Séance du
vendredi 31 octobre 2025 à
18h20
3e
législature -
3e
année -
5e
session -
30e
séance
R 1022-A
Débat
La présidente. Nous passons à... (Brouhaha.) S'il vous plaît, un peu de silence, c'est le dernier point de la soirée ! Il s'agit de la R 1022-A, que nous traitons en catégorie II, trente minutes. (Brouhaha.) S'il vous plaît ! Je cède le micro au rapporteur de majorité, M. Guinchard.
M. Jean-Marc Guinchard (LC), rapporteur de majorité. Merci, Madame la présidente. (Brouhaha.) Ça fatigue un peu ! Si les membres de mon groupe pouvaient se calmer, cela nous arrangerait tous ! (Commentaires. Rires.) Merci ! Mesdames les députées, Messieurs les députés, chers collègues... (Brouhaha.)
La présidente. S'il vous plaît ! C'est à vous de voir si vous voulez finir avant ou après 20h ! Est-ce qu'on peut aller de l'avant avec un peu de silence ? Merci.
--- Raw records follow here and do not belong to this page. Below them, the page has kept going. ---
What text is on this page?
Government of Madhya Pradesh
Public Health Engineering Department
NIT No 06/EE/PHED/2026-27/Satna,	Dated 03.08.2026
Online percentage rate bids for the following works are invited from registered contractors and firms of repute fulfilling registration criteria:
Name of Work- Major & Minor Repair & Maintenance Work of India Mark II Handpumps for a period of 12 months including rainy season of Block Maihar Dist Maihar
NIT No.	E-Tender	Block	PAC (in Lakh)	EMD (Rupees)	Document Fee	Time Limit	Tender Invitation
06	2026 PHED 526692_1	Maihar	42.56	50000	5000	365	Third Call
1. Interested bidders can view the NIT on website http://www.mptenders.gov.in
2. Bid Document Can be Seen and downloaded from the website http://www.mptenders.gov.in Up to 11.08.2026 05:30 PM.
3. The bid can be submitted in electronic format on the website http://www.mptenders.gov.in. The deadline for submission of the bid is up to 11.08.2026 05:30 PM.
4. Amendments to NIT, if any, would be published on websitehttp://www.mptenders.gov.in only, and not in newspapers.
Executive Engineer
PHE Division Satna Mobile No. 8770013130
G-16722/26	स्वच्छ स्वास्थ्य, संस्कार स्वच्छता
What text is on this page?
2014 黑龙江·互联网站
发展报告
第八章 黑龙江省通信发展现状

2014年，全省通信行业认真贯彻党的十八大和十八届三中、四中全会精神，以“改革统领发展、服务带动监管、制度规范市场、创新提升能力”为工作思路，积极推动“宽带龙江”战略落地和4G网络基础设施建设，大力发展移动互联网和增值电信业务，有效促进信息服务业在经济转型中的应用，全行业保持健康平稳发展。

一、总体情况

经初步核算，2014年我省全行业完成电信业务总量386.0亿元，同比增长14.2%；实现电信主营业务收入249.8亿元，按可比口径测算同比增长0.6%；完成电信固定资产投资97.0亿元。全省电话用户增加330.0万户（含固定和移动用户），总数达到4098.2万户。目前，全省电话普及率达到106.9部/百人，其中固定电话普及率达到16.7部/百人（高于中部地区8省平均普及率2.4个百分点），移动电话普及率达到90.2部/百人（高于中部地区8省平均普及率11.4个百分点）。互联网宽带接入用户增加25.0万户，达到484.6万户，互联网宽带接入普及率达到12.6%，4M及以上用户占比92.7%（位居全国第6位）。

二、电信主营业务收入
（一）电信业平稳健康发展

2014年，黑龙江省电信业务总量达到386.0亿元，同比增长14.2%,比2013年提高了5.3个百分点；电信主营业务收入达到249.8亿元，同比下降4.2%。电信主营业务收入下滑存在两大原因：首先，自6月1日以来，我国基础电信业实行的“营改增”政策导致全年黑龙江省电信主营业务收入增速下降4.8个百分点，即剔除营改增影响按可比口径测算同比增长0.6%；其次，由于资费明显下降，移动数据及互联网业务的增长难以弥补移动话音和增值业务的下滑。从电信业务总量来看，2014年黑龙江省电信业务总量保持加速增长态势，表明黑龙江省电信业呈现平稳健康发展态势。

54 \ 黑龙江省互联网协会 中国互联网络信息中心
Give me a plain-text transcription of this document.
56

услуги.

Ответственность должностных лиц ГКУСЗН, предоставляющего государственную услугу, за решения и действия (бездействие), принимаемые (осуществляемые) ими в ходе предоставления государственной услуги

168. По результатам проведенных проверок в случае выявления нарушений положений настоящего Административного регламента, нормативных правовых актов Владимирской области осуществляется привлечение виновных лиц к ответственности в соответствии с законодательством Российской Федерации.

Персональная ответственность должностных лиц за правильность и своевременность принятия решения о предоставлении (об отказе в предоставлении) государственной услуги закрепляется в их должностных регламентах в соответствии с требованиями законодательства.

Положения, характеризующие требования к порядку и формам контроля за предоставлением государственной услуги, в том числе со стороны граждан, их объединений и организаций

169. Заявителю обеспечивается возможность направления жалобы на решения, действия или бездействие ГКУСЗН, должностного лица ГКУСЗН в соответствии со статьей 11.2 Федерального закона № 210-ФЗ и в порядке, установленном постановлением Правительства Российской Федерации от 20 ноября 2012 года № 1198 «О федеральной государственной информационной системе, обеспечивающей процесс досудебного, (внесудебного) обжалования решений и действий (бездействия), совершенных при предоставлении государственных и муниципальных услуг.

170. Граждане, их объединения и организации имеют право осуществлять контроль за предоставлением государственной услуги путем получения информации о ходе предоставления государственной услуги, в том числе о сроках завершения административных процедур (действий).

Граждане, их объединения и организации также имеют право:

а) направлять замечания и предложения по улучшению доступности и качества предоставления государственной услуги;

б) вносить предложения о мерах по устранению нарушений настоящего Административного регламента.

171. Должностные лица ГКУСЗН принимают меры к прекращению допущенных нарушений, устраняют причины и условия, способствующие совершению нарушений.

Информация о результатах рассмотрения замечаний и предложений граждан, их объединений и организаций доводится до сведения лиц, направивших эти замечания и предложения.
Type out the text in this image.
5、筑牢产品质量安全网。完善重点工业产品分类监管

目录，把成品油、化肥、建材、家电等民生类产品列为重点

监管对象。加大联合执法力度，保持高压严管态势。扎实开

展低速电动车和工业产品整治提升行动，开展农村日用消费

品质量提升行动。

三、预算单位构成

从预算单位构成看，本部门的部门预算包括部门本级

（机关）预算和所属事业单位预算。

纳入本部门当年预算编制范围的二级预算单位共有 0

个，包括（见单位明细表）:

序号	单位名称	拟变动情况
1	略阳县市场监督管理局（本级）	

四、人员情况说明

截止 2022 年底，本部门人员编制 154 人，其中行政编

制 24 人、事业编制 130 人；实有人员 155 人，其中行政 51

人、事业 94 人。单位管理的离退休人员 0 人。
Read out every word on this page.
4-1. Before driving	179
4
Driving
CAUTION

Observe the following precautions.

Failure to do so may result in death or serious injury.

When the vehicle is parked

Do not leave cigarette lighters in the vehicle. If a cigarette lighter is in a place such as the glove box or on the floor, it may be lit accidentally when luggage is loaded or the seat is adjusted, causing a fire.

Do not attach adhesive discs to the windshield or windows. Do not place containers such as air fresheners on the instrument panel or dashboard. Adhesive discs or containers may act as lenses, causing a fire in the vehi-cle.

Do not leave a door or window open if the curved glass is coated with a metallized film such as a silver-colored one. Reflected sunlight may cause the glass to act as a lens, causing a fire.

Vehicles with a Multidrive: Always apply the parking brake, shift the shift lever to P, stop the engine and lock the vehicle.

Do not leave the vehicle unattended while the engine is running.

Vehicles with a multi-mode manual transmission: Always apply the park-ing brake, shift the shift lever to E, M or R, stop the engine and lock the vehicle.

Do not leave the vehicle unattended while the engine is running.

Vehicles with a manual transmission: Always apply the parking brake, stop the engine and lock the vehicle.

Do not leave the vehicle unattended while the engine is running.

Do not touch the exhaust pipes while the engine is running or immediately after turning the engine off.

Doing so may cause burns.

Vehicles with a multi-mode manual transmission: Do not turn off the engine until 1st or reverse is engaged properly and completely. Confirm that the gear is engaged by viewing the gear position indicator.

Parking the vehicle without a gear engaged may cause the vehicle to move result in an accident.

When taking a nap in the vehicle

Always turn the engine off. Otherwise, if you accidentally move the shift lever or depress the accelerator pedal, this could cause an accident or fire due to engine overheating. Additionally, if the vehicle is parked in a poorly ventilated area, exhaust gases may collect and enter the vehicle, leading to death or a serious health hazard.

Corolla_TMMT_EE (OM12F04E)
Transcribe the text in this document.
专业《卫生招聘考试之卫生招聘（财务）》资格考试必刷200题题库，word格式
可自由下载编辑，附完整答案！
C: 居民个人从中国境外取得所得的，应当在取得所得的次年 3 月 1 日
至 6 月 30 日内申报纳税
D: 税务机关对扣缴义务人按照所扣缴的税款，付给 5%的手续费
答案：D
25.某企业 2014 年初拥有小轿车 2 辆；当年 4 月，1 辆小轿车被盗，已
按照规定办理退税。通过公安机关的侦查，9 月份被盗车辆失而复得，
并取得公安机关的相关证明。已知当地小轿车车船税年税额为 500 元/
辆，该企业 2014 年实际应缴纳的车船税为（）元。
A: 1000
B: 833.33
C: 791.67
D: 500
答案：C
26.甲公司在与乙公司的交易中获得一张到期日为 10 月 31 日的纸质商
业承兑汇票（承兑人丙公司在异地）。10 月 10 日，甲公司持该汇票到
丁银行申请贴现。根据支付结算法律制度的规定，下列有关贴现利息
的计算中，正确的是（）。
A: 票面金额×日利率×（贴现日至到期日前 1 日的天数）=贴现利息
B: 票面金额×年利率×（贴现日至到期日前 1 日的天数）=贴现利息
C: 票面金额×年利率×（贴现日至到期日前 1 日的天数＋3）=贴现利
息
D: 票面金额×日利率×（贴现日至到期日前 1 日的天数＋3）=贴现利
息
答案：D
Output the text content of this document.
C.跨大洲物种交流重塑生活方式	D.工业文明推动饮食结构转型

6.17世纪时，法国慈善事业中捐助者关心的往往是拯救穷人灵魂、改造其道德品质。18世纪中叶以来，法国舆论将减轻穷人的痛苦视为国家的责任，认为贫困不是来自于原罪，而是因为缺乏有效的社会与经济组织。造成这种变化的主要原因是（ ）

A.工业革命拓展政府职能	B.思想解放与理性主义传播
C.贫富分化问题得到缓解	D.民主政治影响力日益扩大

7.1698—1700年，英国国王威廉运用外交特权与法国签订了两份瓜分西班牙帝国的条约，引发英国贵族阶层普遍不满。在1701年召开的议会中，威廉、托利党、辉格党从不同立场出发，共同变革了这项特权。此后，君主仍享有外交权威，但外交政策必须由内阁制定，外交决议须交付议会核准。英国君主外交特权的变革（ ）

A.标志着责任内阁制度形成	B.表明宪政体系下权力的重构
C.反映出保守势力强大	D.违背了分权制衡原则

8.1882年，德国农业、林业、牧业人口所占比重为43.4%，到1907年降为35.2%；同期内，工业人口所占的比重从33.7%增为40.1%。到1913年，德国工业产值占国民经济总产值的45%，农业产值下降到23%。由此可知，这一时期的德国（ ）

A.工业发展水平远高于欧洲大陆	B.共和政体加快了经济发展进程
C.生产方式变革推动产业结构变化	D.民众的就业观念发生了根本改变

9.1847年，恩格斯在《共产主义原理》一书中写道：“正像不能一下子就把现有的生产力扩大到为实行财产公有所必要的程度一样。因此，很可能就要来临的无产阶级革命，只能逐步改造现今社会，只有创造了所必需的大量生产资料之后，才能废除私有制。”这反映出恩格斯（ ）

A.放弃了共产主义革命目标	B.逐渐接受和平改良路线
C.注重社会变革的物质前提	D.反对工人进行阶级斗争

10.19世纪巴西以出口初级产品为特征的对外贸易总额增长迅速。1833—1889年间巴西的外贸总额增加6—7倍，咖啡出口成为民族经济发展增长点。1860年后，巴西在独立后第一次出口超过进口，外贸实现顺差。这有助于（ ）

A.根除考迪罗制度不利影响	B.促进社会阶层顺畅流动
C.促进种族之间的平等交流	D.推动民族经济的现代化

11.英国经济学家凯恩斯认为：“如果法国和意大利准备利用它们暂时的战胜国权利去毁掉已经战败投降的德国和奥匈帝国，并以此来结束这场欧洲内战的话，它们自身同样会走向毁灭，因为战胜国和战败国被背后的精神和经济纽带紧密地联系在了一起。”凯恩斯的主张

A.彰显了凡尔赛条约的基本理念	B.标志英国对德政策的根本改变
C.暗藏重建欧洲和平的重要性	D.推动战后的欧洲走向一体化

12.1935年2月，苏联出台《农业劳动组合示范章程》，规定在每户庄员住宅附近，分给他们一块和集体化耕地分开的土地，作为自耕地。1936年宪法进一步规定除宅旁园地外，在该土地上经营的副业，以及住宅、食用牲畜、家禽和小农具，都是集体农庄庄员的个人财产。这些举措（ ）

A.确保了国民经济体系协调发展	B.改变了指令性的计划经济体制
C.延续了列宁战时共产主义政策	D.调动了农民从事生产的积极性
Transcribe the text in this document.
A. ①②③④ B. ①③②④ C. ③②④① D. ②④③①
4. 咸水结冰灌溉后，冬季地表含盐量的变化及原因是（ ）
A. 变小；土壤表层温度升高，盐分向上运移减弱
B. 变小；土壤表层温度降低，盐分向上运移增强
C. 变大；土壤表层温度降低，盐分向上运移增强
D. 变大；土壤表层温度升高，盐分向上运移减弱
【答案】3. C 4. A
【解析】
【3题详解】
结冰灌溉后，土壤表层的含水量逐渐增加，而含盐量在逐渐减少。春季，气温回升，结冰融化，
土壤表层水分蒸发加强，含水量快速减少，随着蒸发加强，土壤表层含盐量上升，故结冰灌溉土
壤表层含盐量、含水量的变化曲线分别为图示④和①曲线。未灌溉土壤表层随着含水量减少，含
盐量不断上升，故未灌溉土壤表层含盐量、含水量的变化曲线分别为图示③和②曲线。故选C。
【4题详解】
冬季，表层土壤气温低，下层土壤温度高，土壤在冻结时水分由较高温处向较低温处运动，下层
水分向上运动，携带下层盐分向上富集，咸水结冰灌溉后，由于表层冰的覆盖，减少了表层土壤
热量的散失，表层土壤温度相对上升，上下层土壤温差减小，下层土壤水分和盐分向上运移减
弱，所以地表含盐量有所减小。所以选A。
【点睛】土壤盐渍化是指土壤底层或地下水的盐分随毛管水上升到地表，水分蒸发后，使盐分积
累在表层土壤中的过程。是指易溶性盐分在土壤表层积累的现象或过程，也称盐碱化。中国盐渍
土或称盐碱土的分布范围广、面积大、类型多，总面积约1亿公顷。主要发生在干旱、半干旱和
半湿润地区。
M. Jean-Marc Guinchard. Je vous remercie, Madame la présidente. Mesdames et Messieurs, en 1992, le conseiller national genevois Peter Tschopp, un radical visionnaire comme on les aimait à l'époque - maintenant, il n'y en a plus beaucoup ! (Rires.) -, déposait une initiative parlementaire proposant la création d'une «institution fédérale de prise en charge des frais sanitaires et d'encadrement liés au grand âge». Cette initiative a été transformée en postulat par la commission de la sécurité sociale et de la santé, effrayée par l'audace de ce projet.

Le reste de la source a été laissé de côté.